- Theatrical release poster
- Directed by: Vikas Arora
- Written by: Amal Singh; Vikas Arora;
- Story by: Amal Singh; Vikas Arora;
- Produced by: Vipul Dhawan; Pooja Arora;
- Starring: Jatin Sarna; Madhurima Roy; Pranay Pachauri;
- Edited by: Vikas Arora
- Music by: Devendra Ahirwar; Prini Siddhant Madhav; Kartik Kush;
- Production companies: Dhawan Films; Vikas Arora Films;
- Release date: 6 March 2026;
- Running time: 125 minutes
- Country: India
- Language: Hindi

= Na Jaane Kaun Aa Gaya =

Hindi film by Vikas Arora

Na Jaane Kaun Aa Gaya is an Indian Hindi-language romantic drama film directed and edited by Vikas Arora. The film stars Jatin Sarna, Madhurima Roy, and Pranay Pachauri in lead roles. Produced by Vipul Dhawan and Pooja Arora under the banners of Dhawan Films and Vikas Arora Films, the film is scheduled for a theatrical release on 6 March 2026.

== Plot ==
The story revolves around Kaushal Agarwal (Jatin Sarna), a man whose life is defined by structure and routine, and his wife Tina (Madhurima Roy), a creative and visibility-seeking woman. Their seemingly perfect life is fractured when Tina suddenly disappears, leaving Kaushal to navigate a maze of memories and uncomfortable truths. As he searches for answers, he is forced to confront the complexities of modern commitment and the fragile space between devotion and personal freedom.

== Cast ==
- Jatin Sarna as Kaushal Agarwal
- Madhurima Roy as Tina Agarwal
- Pranay Pachauri as Veer

== Production ==
=== Development ===
The film marks the directorial debut of Vikas Arora, who previously worked as a film editor on projects such as Yaatris (2023).

=== Filming ===
Principal photography took place in the Uttarakhand region, specifically across the hill stations of Bhimtal and Nainital.The scenic backdrop was chosen to contrast with the turbulent emotional journey of the characters.

== Music ==
The music of the film is composed by Devendra Ahirwar, Prini Siddhant Madhav, and Kartik Kush.

== Reception ==
Ronak Kotecha from The Times of India gave the film a 3/5 and wrote, 'Na Jaane Kaun Aa Gaya is a quiet love story with several relatable moments.
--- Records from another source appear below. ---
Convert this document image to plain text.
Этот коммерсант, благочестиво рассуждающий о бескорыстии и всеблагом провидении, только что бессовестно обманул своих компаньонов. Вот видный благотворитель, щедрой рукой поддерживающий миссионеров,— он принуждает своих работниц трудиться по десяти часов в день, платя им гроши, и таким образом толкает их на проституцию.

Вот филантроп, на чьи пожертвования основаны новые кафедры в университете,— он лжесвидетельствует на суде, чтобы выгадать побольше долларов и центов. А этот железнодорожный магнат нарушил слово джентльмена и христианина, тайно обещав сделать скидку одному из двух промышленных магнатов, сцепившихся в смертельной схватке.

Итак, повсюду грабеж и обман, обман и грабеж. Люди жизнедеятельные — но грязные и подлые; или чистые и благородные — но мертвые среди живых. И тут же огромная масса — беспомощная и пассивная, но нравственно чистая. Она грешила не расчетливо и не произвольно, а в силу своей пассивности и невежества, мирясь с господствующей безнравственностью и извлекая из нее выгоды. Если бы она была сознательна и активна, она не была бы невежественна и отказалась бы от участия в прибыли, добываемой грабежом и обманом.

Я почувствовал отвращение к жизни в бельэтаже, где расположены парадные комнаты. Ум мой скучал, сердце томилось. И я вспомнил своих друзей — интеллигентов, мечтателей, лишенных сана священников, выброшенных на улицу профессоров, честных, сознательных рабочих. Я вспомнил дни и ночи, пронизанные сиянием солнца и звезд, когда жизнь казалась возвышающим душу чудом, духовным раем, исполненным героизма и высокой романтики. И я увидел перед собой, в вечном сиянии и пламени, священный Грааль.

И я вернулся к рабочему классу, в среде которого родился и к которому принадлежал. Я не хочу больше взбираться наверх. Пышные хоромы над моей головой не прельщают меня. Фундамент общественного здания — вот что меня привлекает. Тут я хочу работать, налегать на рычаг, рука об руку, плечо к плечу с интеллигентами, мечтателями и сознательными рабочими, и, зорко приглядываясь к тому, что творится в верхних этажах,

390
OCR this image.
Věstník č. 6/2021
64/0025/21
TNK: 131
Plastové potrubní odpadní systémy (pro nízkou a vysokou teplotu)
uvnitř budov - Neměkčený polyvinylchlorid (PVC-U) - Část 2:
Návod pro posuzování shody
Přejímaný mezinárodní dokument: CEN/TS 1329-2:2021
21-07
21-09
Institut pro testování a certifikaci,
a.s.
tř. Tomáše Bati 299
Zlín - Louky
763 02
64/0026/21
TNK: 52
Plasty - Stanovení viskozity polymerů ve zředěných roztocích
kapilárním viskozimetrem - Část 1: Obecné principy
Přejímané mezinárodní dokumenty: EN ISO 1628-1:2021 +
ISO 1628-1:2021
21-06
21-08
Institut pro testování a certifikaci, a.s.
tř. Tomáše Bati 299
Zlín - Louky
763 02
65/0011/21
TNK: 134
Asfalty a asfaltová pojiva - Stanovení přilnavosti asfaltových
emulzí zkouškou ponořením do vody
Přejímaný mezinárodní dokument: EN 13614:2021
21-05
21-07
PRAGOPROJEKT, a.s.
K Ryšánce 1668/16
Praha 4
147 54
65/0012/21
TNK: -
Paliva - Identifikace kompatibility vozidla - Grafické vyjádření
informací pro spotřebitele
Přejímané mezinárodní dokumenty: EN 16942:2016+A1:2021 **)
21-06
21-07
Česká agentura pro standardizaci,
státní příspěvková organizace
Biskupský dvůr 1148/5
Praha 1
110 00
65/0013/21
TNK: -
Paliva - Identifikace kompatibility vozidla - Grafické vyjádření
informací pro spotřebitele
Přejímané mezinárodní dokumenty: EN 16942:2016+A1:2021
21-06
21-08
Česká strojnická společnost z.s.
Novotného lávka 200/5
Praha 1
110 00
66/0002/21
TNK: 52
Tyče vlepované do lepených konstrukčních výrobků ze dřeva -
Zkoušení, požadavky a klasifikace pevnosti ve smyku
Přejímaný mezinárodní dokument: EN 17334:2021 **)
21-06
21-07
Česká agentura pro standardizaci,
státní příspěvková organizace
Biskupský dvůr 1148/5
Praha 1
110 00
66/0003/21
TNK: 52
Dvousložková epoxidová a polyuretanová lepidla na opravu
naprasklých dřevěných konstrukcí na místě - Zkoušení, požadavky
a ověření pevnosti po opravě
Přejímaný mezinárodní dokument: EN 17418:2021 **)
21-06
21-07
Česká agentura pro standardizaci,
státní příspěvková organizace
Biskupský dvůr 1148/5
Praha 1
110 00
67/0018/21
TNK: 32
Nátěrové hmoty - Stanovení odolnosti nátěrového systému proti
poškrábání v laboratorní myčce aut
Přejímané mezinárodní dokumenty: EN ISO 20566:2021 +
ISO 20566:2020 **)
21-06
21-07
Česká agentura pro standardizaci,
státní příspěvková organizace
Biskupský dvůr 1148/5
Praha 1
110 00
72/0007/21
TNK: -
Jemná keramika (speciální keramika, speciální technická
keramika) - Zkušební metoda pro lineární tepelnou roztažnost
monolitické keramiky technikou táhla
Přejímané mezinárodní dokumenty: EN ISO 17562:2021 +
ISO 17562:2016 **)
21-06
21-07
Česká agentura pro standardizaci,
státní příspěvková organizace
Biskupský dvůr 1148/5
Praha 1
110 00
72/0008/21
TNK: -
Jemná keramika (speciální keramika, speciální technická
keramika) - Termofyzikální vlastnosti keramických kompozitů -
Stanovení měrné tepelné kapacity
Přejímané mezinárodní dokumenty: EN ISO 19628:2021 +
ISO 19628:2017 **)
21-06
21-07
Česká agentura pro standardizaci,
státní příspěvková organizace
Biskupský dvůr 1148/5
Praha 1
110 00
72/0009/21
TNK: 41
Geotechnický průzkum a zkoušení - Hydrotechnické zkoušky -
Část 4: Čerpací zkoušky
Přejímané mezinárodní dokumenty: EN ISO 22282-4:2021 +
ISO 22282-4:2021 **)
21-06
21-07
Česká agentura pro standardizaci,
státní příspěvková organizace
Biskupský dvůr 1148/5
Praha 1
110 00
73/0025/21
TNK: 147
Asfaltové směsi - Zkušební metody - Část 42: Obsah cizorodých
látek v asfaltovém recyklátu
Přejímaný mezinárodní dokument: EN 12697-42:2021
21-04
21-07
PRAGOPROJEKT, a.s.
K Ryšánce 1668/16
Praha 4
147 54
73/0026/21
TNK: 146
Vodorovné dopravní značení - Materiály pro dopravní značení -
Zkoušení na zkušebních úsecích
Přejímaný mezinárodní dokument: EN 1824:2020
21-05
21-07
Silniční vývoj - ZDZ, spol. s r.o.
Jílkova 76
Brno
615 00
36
While it deals with uncomfortable themes like extra-marital relationships and grief, it does so with maturity and understanding, eventually leading the story towards acceptance and closure'. Amit Bhatia from ABP News gave the film 3/5, commented, 'One of the film's strengths lies in how it reflects the emotional pressures of contemporary life. The story touches upon career stress, the constant urge to move ahead, and the effect these pressures have on personal relationships.'

Simran Singh of DNA observed that "Na Jaane Kaun Aa Gaya is an old wine, served in new bottle. The drama is predictable, but what makes it engaging is the realistic performance."
Vinamra Mathur of Firstpost gave 3 stars out of 5 and said that "This is not merely a romantic drama; it is a reflective journey into the complexities of companionship, longing, and the subtle ache of emotional distance."